The key takeaway here is that there's never been a better time to try the game, or to return if you've drifted away. Timing could be better, of course, with New World coming and half a dozen other mmorpg releases either fresh off the assembly line or just about to hit the racks. DCUO is a quick win, though. It's free to play, available on a wide range of platforms and very easy to pick up for short, satisfying sessions.

I plan on fitting it into my increasingly overloaded schedule, somehow. Frankly, exactly how I can't quite figure just yet but I'll get there. I'm motivated to return as much by Tipa's second great post as by the revamp itself. The post focuses on starting a new character and in it Tipa clarifies more about how the character progression mechanics work than I've been able to glean from years of playing and wiki-reading.


 

This is incredibly useful information. I’ve been playing DCUO since beta but even though I sometimes stop and read the wiki for clarification there are vast tracts of the game I simply don’t understand, even at the very lowest levels.

For example, I gave up even trying to understand how the currencies work many years ago. I spent so long just trying to find vendors in the cavernous mazes of the main hubs that even if I found them I would be too exhausted to make sense of what they were selling. The news that there will be simplified, compact versions of these in the future is one of the most welcome aspects of House of Legends as far as I'm concerned.

I have always had similar issues with the progression system. I didn’t know until I read Tipa's post that there even were things called “Feat Points”. I can’t recall ever seeing them although it’s entirely possible I’ve been getting and spending them without knowing what they are. I have bags filled with stuff I don't understand, after all and I understand even less when I read the tool-tips.

Even the simple stuff phases me. I have only recently learned to use the teleport system reliably and that, I think, is because they changed something to make it easier for idiots. I can never keep straight what the various missions mean (solo and duo are clear but the others I mix up all the time). I have never really been clear on what the difference is between regular and Episode content. Tipa's post makes more sense of all of that than anything else I’ve read.


 

The thing is, ever since housing was added to the game in the form of Lairs, I have really just treated DCUO as a construction kit, not a game, let alone a super-hero game. I check the updates to see what new housing items I can get for free, then if they look tasty I log in and do the minimum to get them. Once I've placed them in my Lair I'm done until the next time.

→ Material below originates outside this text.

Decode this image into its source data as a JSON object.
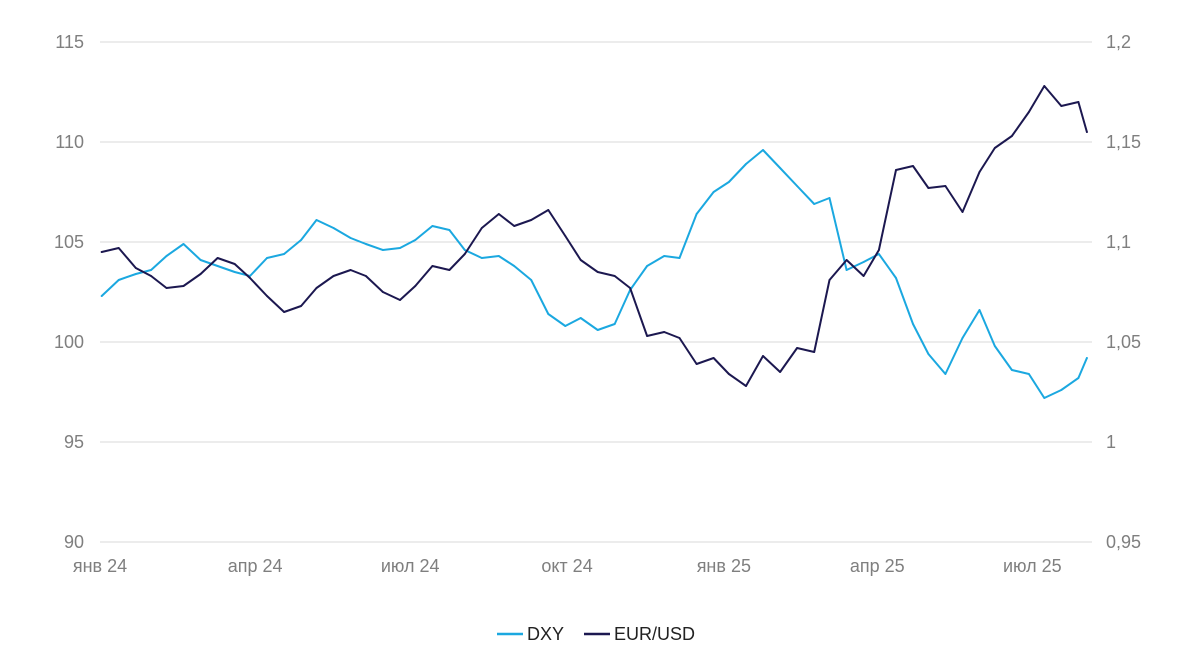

That's really wasting a great game. A game I've never really played with any kind of intensity or focus. 

I’ve only ever leveled one character to thirty. She dinged a few weeks after the game launched. Back then the thirty levels did constitute some kind of regular gameplay, perhaps as much so as Guild Wars 2's eighty. It took about the same time to get them, anyway. 

These days levels are barely even an afterthought. They're not the tip of the iceberg. More like the thin layer of snow on top. And yet I still haven't got there with the character I made several years ago on the account I now use to play the game.

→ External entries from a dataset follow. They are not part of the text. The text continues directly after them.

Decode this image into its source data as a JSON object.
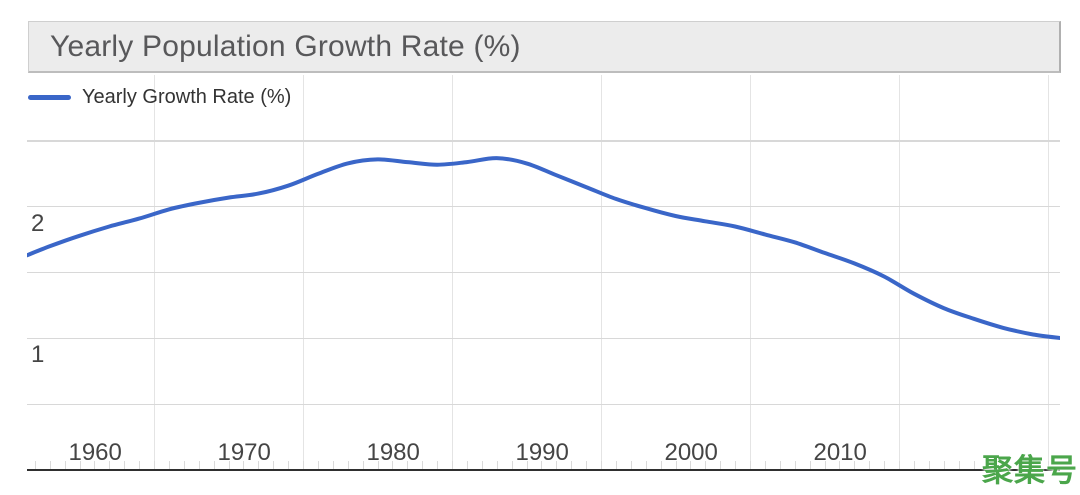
{
  "header": {
    "title": "Yearly Population Growth Rate (%)",
    "background": "#ECECEC",
    "text_color": "#58585A"
  },
  "legend": {
    "label": "Yearly Growth Rate (%)",
    "swatch_color": "#3A66C8",
    "position": "top-left"
  },
  "watermark": {
    "text": "聚集号",
    "color": "#4BA64B"
  },
  "colors": {
    "series_line": "#3A66C8",
    "h_gridline": "#D8D8D8",
    "v_gridline": "#E4E4E4",
    "minor_tick": "#DADADA",
    "axis_baseline": "#2F2F2F",
    "axis_label": "#454545"
  },
  "chart_data": {
    "type": "line",
    "title": "Yearly Population Growth Rate (%)",
    "xlabel": "",
    "ylabel": "",
    "grid": true,
    "legend_position": "top-left",
    "x_axis": {
      "unit": "year",
      "visible_range": [
        1953.5,
        2022.8
      ],
      "label_years": [
        1960,
        1970,
        1980,
        1990,
        2000,
        2010
      ],
      "gridline_years": [
        1962,
        1972,
        1982,
        1992,
        2002,
        2012,
        2022
      ],
      "minor_tick_step_years": 1
    },
    "y_axis": {
      "unit": "percent",
      "range": [
        0,
        3
      ],
      "gridline_values": [
        0.5,
        1.0,
        1.5,
        2.0,
        2.5
      ],
      "label_values": [
        1,
        2
      ]
    },
    "series": [
      {
        "name": "Yearly Growth Rate (%)",
        "color": "#3A66C8",
        "points": [
          [
            1953,
            1.61
          ],
          [
            1955,
            1.7
          ],
          [
            1957,
            1.78
          ],
          [
            1959,
            1.85
          ],
          [
            1961,
            1.91
          ],
          [
            1963,
            1.98
          ],
          [
            1965,
            2.03
          ],
          [
            1967,
            2.07
          ],
          [
            1969,
            2.1
          ],
          [
            1971,
            2.16
          ],
          [
            1973,
            2.25
          ],
          [
            1975,
            2.33
          ],
          [
            1977,
            2.36
          ],
          [
            1979,
            2.34
          ],
          [
            1981,
            2.32
          ],
          [
            1983,
            2.34
          ],
          [
            1985,
            2.37
          ],
          [
            1987,
            2.33
          ],
          [
            1989,
            2.24
          ],
          [
            1991,
            2.15
          ],
          [
            1993,
            2.06
          ],
          [
            1995,
            1.99
          ],
          [
            1997,
            1.93
          ],
          [
            1999,
            1.89
          ],
          [
            2001,
            1.85
          ],
          [
            2003,
            1.79
          ],
          [
            2005,
            1.73
          ],
          [
            2007,
            1.65
          ],
          [
            2009,
            1.57
          ],
          [
            2011,
            1.47
          ],
          [
            2013,
            1.34
          ],
          [
            2015,
            1.23
          ],
          [
            2017,
            1.15
          ],
          [
            2019,
            1.08
          ],
          [
            2021,
            1.03
          ],
          [
            2023,
            1.0
          ]
        ]
      }
    ]
  }
}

I have a couple of free, Level 30 boosted characters that I never play. My "main" is still in the 20s (27 in fact) several years after I created her. There doesn’t seem to be a /played function so I’m not sure how many hours I’ve put into her but it has to be more than enough to have leveled her several times over, had she actually spent that time doing things that give xp.

Using the information in Tipa's post I'm going to get those last three levels and then wait for House of Legends to drop, when I plan on starting a brand-new character, possibly a villain. I tried a villain years ago but didn't like it much. Maybe now the streams have crossed I'll like it better.

Tipa's post will be invaluable then. I hope she finds the time and inclination to write a few more.

2 comments:

  1. Thanks for the shoutouts!

    Yeah, I think one more post should do it. I'll explain about artifacts, augments, mutagens, enhancements, fortification, breakthroughs, and how the cash shop ties in to all this.

    ReplyDelete
    Replies
    1. Thanks for writing the posts! Looking forward to the next one.